Materials and methods
This study included 77 participants: 14 healthy volunteers, included in the control group; they ranged in age between 20 and 55 years, median age 36.5 years. Routine investigations such as liver functions, blood urea, serum creatinine, and complete blood count were performed to confirm their healthy state. The patient group included 63 de-novo AML patients.
In the patient group, serum nucleosome levels ranged between 25 and 760 AU, with a mean±SD of 203.7±197 and a median of 220. In the control group, serum nucleosome levels ranged between 38 and 99 AU, with a mean±SD of 72.8±20.8 and a median of 80; a statistically significant difference was found between nucleosome levels in patients and its level in the control group (P<0.001). In the patient group, the lactate dehydrogenase (LDH) level ranged between 189 and 2088 U/l, with a mean±SD of 714±413 and a median of 829. In the control group, the LDH level ranged between 100 and 430 U/l, with a mean±SD of 231±125 and a median of 195; a statistically significant difference was found between LDH levels in patients and its level in the control group (P<0.001).
It would be valuable to include these markers together with the kinetics of circulating nucleosomal DNA fragments in prospective trials to elucidate their potential additive role in the early prediction of response to therapy. In AML patients, the changes in nucleosomal DNA during the initial phase of induction chemotherapy are valuable markers for the early estimation of therapy response and should be validated in further prospective trials.
Keywords: acute myeloid leukemia, nucleosome, therapy
|How to cite this article:|
Alazizi NM, Hefny AM. DNA nucleosomal fragments have a therapeutic significance in adult acute myeloid leukemia. Egypt J Haematol 2013;38:130-5
|How to cite this URL:|
Alazizi NM, Hefny AM. DNA nucleosomal fragments have a therapeutic significance in adult acute myeloid leukemia. Egypt J Haematol [serial online] 2013 [cited 2019 Dec 8];38:130-5. Available from: http://www.ehj.eg.net/text.asp?2013/38/4/130/134779
| Introduction|| |
Chronic acute myeloid leukemia (AML) is a heterogeneous group of hematological disorders characterized by a block in the terminal differentiation of particular hematopoietic cell lineage; it is the most common type of acute leukemia in adults 1.
Several prognostic parameters play a major role in predicting prognosis in newly diagnosed AML patients. In particular, age, cytogenetics, and early blast clearance have been found to be significantly related to complete remission rate and survival 2. High amounts of bone marrow (BM) blasts before therapy are associated with adverse outcome as well as incomplete elimination during the course of chemotherapy. Lactate dehydrogenase (LDH) and leukocyte number are further markers that are relevant for prognosis. However, additional and more precise markers are warranted to estimate the response to therapy as early as possible 3.
The apoptotic process by cytotoxic drugs is started by direct damage of DNA, interference in the cell cycle 4, or by the activation of apoptotic receptors such as Fas/Apo1/CD95. Subsequently, a cascade of enzymes is activated that results in the degradation of the cellular structure and cleavage of the chromatin into mononucleosomes and oligonucleosomes by various caspases and nucleases 5.

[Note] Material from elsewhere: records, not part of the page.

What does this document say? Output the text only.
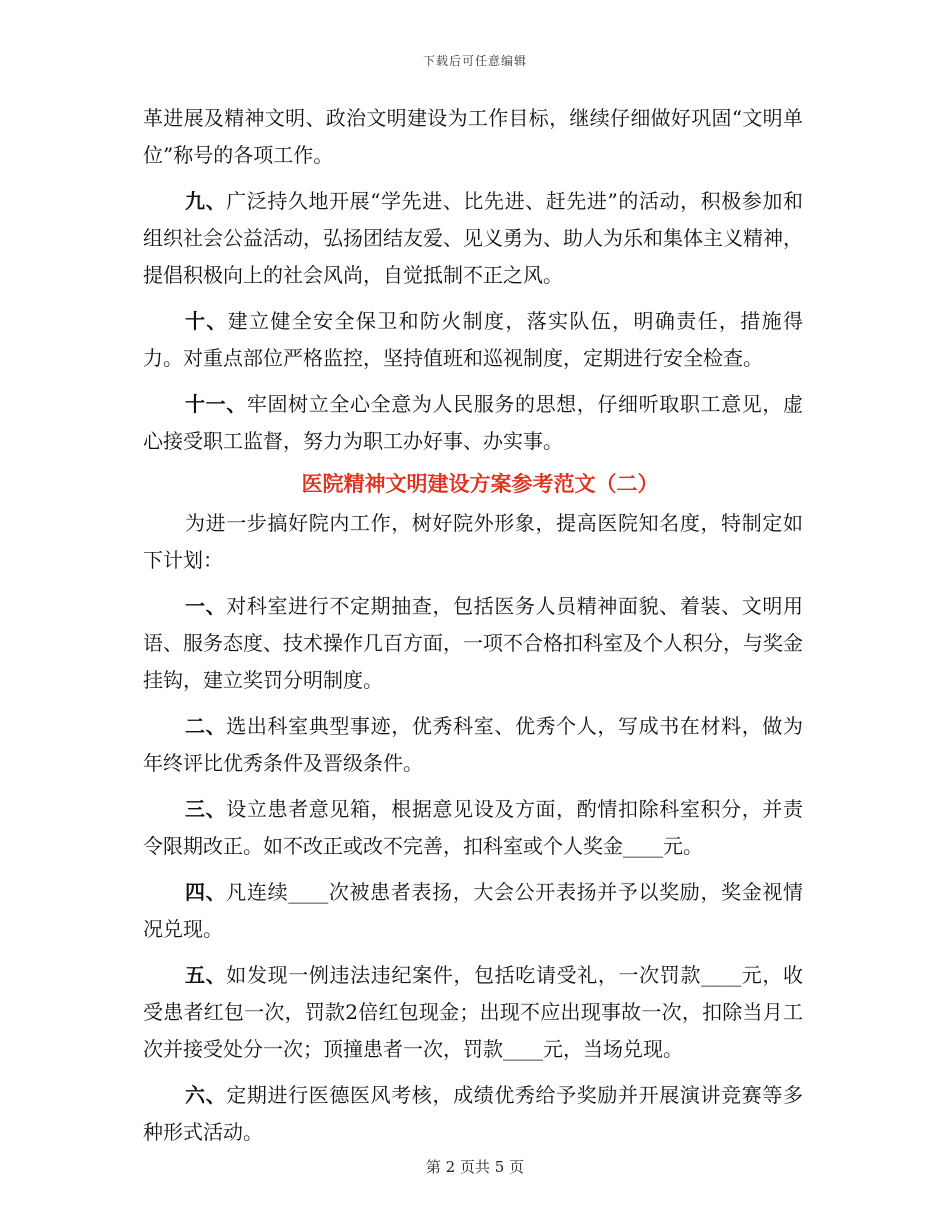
下载后可任意编辑

革进展及精神文明、政治文明建设为工作目标，继续仔细做好巩固“文明单位”称号的各项工作。

九、广泛持久地开展“学先进、比先进、赶先进”的活动，积极参加和组织社会公益活动，弘扬团结友爱、见义勇为、助人为乐和集体主义精神，提倡积极向上的社会风尚，自觉抵制不正之风。

十、建立健全安全保卫和防火制度，落实队伍，明确责任，措施得力。对重点部位严格监控，坚持值班和巡视制度，定期进行安全检查。

十一、牢固树立全心全意为人民服务的思想，仔细听取职工意见，虚心接受职工监督，努力为职工办好事、办实事。

医院精神文明建设方案参考范文（二）

为进一步搞好院内工作，树好院外形象，提高医院知名度，特制定如下计划：

一、对科室进行不定期抽查，包括医务人员精神面貌、着装、文明用语、服务态度、技术操作几百方面，一项不合格扣科室及个人积分，与奖金挂钩，建立奖罚分明制度。

二、选出科室典型事迹，优秀科室、优秀个人，写成书在材料，做为年终评比优秀条件及晋级条件。

三、设立患者意见箱，根据意见设及方面，酌情扣除科室积分，并责令限期改正。如不改正或改不完善，扣科室或个人奖金____元。

四、凡连续____次被患者表扬，大会公开表扬并予以奖励，奖金视情况兑现。

五、如发现一例违法违纪案件，包括吃请受礼，一次罚款____元，收受患者红包一次，罚款2倍红包现金；出现不应出现事故一次，扣除当月工次并接受处分一次；顶撞患者一次，罚款____元，当场兑现。

六、定期进行医德医风考核，成绩优秀给予奖励并开展演讲竞赛等多种形式活动。

第 2 页共 5 页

These nucleosomes are packed into apoptotic bodies and are engulfed by neighboring cells and macrophages. However, a considerable part is released into circulation, particularly in high rates of cell death 6. Thus, nucleosomal DNA levels in plasma and serum can be correlated with the extent of cell death at a specific time point 7.
Many studies on circulating nucleic acids in serum and plasma showed their high potential for the diagnosis of cancer and measurement of circulating DNA fragments can be performed in plasma and serum by various methods including real-time PCR and enzyme-linked immuosorbent assay (ELISA) 8. Healthy individuals and patients with benign diseases show lower levels of nucleosomal DNA in their circulation than individuals with malignant diseases 8.
The main aim of this study was to evaluate the serum level of nucleosomal DNA fragments as an early predictive marker for AML therapy.
| Materials and methods|| |
This study was carried out in the Clinical pathology Department and Hematology and Medical Oncology Unit of Internal Medicine Department, Faculty of Medicine, Zagazig University Hospital, between 2009 and 2011. The study included 77 participants, 14 healthy volunteers as controls and 63 patients, and they were classified into a control group (which included 14 apparently healthy volunteers ranging in age between 20 and 55 years, median age 36.5 years, and routine investigations such as liver functions, blood urea, serum creatinine, and complete blood count were performed to confirm their healthy state) and a patient group (which included 63 de-novo AML patients who were admitted at the Hematology & Medical Oncology Department ranging in age between 21 and 58 years, median age 41.6 years, 41 men and 22 women, male to female ratio 1.9 : 1). All the patients studied were subjected to assessment of complete medical history and complete clinical examination, with a special focus on age, sex, presence of leukemia-associated symptoms and signs (fever, pallor, bleeding tendency, and bone ache), onset of illness, and previous chemotherapy exposure. The presence and extent of leukemic involvement including purpuric eruptions, size of liver and spleen, lymphadenopathy, and central nervous system infiltration was also assessed.
Routine laboratory investigations were performed (complete blood count, ALT, AST, albumin, bilirubin, total protein, PT/INR, PTT, blood urea, serum creatinine), BM aspiration was performed by Leishman-stained smears, immunophenotyping by a flow cytometer using fluorescent activate cell-sorting, and cytogenetic analysis by karyotyping using the G-banding technique. Nucleosomal DNA fragments were assessed by quantitative determination of nucleosomes in serum using cell death detection ELISA (plus) supplied by Roche Diagnostic (Roche Diagnostics Inc., Mannheim, Germany). Blood samples were taken 1 day before the application of chemotherapy, and then 1 day after the chemotherapy and day 14 after chemotherapy 8. The above methods were approved by the local ethical committee and informed consent from patients was taken before the study.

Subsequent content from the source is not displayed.